Variation is great IMO


----------



## Grizzly Adams (Mar 16, 2012)

ThreeGigs said:


> For arms, it's easy. Get yourself a pair of dumbells, and do high rep work at home. High rep like a weight you can do 30-40 reps with until the lactic acid buildup shuts your muscle down. Do it 3 times a day, maybe an hour or more apart. Do it every day *except* on the days you do heavy arm work.
> 
> Do the heavy work at the gym as part of whatever routine you're doing. 3 sets of 8 reps, whatever.



Has anyone else used a something similar to this with good results? Sounds kinda interesting...

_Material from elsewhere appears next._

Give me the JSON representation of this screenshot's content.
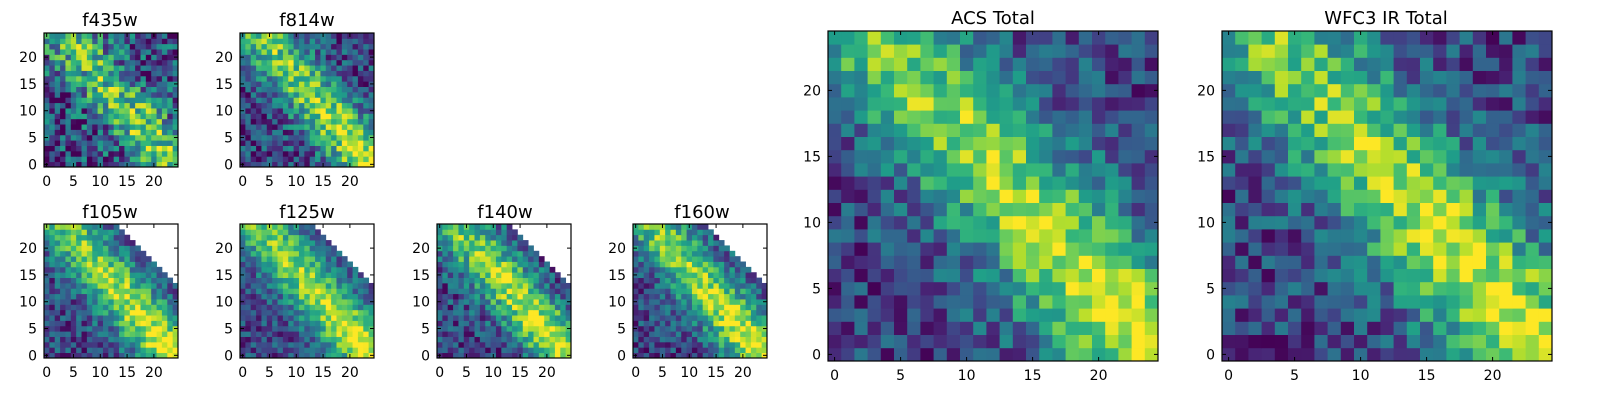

My only concern is how it would impact recovery/effect your main lifts for chest/back if your arms aren't recovering properly.


----------



## Caretaker (Mar 16, 2012)

BigD4life said:


> Doing both is the way to go. Yoy want to stimulate both slow and fast twich muscles. Also change up your work out. Dont do the same thing two weeks running. Keep your muscles guessing


 
This^^^^^^^^^^^^^^^^^^^^^^^^^^^
Also, I`ve found personally when I train for strength, I get bigger. Lift heavy, tear muscles apart, recover, grow.
Remember, lifting doesn`t BUILD muscle, it destroys it, Nutrition/rest rebuilds it bigger and better than before.


----------



## dave 236 (Mar 17, 2012)

Ihavehad good success by rotating between a 4x10 program for three weeks to 4x8 for 3 weeks and thena 5x5 for three. The key for me anyway is to usea weight on the 4x10 that i can do 12-15 reps with butdo 10 rest for about 40-45seconds and do the next set andso on. As you switch to 4x8 increase both the weight and the rest period and once again as you move to the 5x5 sequence.  This has given me both strength and size gains on a fairly consistant basis. Shorter rest intervals save timeas well.


----------



## bigbenj (Mar 17, 2012)

I never stick to a rep range. May go as low as a single and as high as 50 reps, in the same workout.


----------



## Calves of Steel (Mar 18, 2012)

For arms I find 10-20 reps is the best for size. So I'll do a few sets aiming for 10-12 reps and a few aiming for 18-20 reps. Usually half of my sets are to near-failure, and the other half are to failure (not including warmup).


----------



## 32bulkcycle (Mar 18, 2012)

The most important thing to remember when trying to put size on to your arms is that your body is going to naturally want to be in proportion so you CANNOT make your arms significantly bigger without making your entire body bigger. Ive seen guys train chest, back, legs, & shoulders all once a week while at the same time training their arms every other day. Its the dumbest shit ever. Not to mention the fact that your arms are being indirectly worked with almost every upper body exercise that you do.


----------



## fatsopower (Mar 18, 2012)

squats will make your arms grow - yeah, squats..... but real weight for real reps .... guaranteed


----------



## melochai (Aug 23, 2014)

Subbed!


----------



## jeffnalma (Sep 15, 2014)

I would lift heavy to get big unless your trying to get toned then I would lift several sets of less weight. hope this helps


----------



## oldschoolman51 (Sep 17, 2014)

*high --low  reps*

dude i always was a believer in how i feel on this day is how i decide rep range,,,high ,low,,21s, etc all have their benfit,whatever zone your in go for,,id stick with 8 12 reps most time but change due to how you feel and is a good change of pace,,alittle fun too,


----------



## WINSTON (Oct 5, 2014)

in bodybuilding you need slightly higher reps than in powerlifting . for the pump . but some type two fibers  are reached only by reps of 5 and a bit under . between 5 and 15 would reach everything almost .


----------



## raysd21 (Oct 5, 2014)

Yes.  Variety is the spice of life.

And helps in BB as well...


----------



## zerofvcks (Oct 9, 2014)

Lifting heavy never made a huge difference in my arms growth but what did was total focus on the squeeze and executing every rep slowly. Truly focusing on the mind/muscle connection. Some body parts I can get away with doing a little cheating here and there but for my arms, diligently keeping form was the best thing I could of done.


----------



## aminoman74 (Oct 11, 2014)

Do both for 6 weeks go heavy then switch to high volume.  I do dorian yates training but change the rep range around.


----------



## WINSTON (Oct 14, 2014)

does superesets works for arms i know biceps triceps combination was used with sucess.


----------